FARS contains data on a census of fatal traffic crashes within the 50 states, the District of Columbia, and Puerto Rico. To be included in FARS, a crash must involve a motor vehicle traveling on a trafficway customarily open to the public and result in the death of a person (occupant of a vehicle or a non-occupant) within 30 days of the crash. FARS has been operational since 1975 and has collected information on over 989,451 motor vehicle fatalities and collects information on over 100 different coded data elements that characterizes the crash, the vehicle, and the people involved.

FARS is vital to the mission of NHTSA to reduce the number of motor vehicle crashes and deaths on our nation's highways, and subsequently, reduce the associated economic loss to society resulting from those motor vehicle crashes and fatalities.
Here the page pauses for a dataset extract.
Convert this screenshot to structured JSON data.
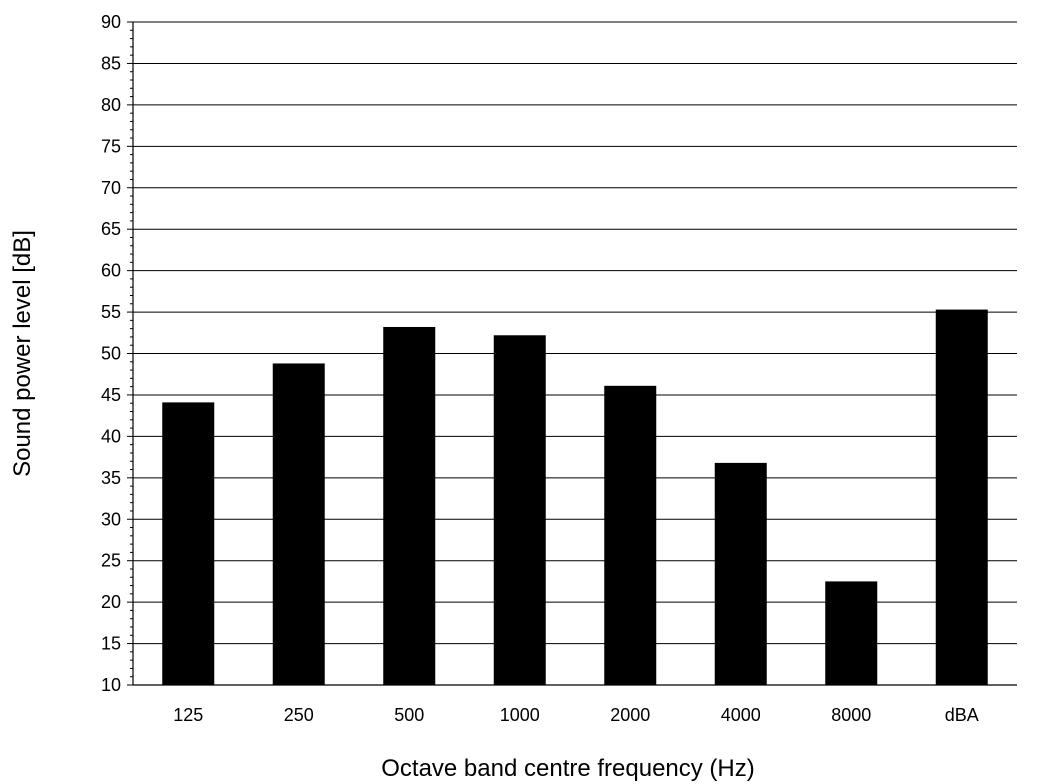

FARS data is critical to understanding the characteristics of the environment, trafficway, vehicles, and persons involved in the crash.

NHTSA has a cooperative agreement with an agency in each state government to provide information in a standard format on fatal crashes in the state. Data is collected, coded and submitted into a micro-computer data system and transmitted to Washington, D.C. Quarterly files are produced for analytical purposes to study trends and evaluate the effectiveness of highway safety programs. This data is tabulated and provided to the public via the FARS Interface at

== How data is collected ==
In its 2010 Report to Congress, NHTSA claimed that it would cost approximately US$1 billion per year to actually count and classify all crashes. US$1 billion was deemed to be too expensive so instead of that, "... NHTSA devised a method that "utilizes an efficient combination of census, sample-based, and existing state files to provide nationally representative traffic crash data..." and it's been doing that since 1975. NHTSA claims it only costs US$30 million per year and is just as good.

== Data completeness ==
According to NHTSA, an estimated 16 million crashes occur annually and of that total, only 6.2 million of those crashes are ever reported to the police. FARS data is collected on a purely voluntary basis through cooperative agreements between NHTSA and each of the 50 states, the District of Columbia, and Puerto Rico.